Richard Mac Namee, the Director of the Cybersecurity Center at MSU Denver said students in the program are trained to prevent and respond to 36 different types of attacks, ranging from defacing websites to ransomware.
“What this really does as a program is allow them to get that real world experience,” he said.
Mac Namee said MSU’s live operations center is the only one of it’s kind in the state. Students go through simulations in class, but many are also working in real-life security operations through Project PISCES, which provides free cybersecurity services to 11 customers in Colorado , including schools and local governments. Over 450,000 Coloradans are benefiting from those services.
MSU student Brian Mulder said that mission appealed to him.
“I always like being the cop, so being able to stop the things that are going bad in certain situations, and to be able to take part and assist in preventing the troubles that are coming along with it is sort of a cool thing,” he said.
Undergraduate computer science student Monica Ball said the threat landscape is growing with more devices connected to the internet, and developments in artificial intelligence.

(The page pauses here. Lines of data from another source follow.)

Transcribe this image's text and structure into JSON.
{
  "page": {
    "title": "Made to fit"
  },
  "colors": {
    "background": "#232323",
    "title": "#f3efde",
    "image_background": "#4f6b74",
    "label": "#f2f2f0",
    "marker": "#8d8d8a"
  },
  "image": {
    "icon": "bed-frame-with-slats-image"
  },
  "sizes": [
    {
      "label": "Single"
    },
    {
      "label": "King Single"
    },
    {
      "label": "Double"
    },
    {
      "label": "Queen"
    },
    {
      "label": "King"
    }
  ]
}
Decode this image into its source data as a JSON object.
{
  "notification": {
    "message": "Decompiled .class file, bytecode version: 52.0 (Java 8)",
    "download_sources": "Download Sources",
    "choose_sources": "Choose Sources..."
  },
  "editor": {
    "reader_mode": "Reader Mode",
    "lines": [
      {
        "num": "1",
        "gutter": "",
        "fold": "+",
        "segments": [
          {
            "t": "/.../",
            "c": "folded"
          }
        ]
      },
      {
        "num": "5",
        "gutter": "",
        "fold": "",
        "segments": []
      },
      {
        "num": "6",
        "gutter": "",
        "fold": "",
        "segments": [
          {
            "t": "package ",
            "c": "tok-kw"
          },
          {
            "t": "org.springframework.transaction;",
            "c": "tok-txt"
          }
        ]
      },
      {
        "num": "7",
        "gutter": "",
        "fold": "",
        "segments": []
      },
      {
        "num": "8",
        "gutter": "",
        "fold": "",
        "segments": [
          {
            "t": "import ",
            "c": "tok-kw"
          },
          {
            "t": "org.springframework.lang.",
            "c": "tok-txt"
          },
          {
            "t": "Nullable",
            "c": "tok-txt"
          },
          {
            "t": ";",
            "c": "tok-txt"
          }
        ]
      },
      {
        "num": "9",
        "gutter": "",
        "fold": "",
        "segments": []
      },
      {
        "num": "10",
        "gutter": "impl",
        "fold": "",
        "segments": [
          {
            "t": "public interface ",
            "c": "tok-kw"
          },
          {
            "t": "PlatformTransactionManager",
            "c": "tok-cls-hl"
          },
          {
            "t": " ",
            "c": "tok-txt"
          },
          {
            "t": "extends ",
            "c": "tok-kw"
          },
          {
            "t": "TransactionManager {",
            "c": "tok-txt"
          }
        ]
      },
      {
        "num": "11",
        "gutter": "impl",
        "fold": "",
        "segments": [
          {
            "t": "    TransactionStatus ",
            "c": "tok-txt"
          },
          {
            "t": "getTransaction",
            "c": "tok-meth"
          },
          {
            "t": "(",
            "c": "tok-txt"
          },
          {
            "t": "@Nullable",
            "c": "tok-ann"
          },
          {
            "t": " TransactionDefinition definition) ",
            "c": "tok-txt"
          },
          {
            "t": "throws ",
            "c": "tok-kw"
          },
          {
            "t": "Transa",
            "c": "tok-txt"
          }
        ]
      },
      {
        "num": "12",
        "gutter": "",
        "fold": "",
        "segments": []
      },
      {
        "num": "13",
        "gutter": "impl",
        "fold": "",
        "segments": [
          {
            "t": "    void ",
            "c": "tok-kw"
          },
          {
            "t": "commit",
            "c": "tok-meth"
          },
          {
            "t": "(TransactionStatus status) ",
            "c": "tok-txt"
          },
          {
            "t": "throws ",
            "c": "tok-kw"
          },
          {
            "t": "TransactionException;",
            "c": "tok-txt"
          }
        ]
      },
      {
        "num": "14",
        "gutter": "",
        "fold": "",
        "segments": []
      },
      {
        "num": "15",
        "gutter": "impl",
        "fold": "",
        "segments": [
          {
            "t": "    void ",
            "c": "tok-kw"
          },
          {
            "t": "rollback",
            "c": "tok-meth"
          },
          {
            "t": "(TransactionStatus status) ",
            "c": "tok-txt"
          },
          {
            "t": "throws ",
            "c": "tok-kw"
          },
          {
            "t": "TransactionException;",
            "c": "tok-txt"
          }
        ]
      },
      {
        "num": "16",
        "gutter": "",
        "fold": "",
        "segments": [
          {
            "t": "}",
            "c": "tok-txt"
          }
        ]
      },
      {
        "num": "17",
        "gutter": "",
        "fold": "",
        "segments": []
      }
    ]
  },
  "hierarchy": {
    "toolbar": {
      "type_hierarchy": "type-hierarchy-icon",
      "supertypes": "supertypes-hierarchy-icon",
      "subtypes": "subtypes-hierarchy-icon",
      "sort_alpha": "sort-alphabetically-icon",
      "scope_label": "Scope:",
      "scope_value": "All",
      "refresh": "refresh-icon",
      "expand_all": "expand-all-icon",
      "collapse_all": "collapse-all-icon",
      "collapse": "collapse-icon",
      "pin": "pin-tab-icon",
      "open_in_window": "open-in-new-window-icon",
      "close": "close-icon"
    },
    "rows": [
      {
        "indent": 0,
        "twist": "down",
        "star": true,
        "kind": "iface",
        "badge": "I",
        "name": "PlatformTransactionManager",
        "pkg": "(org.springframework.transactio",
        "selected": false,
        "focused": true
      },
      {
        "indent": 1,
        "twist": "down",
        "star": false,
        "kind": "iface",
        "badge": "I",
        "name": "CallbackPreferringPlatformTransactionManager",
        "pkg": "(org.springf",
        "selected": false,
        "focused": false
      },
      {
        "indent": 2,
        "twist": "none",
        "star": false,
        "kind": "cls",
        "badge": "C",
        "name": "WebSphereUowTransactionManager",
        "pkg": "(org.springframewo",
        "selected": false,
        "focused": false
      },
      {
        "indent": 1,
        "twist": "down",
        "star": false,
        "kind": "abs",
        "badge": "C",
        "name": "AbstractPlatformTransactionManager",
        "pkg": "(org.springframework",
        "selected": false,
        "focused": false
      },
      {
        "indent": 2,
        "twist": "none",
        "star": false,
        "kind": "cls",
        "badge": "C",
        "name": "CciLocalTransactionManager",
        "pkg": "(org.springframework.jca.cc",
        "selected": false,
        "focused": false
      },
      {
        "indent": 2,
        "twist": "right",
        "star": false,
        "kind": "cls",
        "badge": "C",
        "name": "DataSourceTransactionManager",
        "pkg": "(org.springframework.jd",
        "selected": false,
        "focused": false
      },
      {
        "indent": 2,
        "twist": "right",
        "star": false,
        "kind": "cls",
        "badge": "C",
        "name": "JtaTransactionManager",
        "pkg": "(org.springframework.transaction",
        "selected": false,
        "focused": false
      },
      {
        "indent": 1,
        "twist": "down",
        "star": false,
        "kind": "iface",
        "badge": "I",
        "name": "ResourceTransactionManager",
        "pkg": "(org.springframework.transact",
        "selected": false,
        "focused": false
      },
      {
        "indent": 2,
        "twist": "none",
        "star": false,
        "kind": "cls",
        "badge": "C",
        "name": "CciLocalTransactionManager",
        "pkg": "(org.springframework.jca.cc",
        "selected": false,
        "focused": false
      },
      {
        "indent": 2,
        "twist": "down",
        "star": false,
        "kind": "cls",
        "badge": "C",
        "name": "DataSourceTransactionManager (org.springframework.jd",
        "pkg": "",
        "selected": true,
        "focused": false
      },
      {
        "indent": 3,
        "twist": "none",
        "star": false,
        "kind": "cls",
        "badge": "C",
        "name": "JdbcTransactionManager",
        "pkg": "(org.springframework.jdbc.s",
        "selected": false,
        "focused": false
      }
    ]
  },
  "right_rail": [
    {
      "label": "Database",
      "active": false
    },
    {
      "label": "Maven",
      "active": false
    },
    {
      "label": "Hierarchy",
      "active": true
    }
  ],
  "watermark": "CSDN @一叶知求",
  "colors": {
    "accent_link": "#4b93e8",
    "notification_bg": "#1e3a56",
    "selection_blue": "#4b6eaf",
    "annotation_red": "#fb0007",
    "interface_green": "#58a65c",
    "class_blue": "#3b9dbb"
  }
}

"AI gives people the tools to do more than they would be able to do otherwise and that goes for someone who knows that right questions to ask, to unlock some way into someone else's network," she said.
The growing threat means more demand for trained analysts. Kathryn Harris, president of the non-profit Activate Work said her organization partners with MSU for a tuition free bootcamp in cybersecurity.
“According to Cyberseek, over the last 12 month period there were 22-thousand open cybersecurity jobs in Colorado,” Harris said.
The Activate Work bootcamp serves a group largely made up of students of color. 30 percent of the students are women. MSU undergraduate student Monica Ball said it’s important to bring people with diverse backgrounds into the cybersecurity industry.
The more perspectives you get, even if its interdisciplinary, the more tools you’ll have to solve a problem,” Ball said.
The Attorney General’s grant will go toward training 85 total analysts in the first year and 100 additional analysts by June of 2024.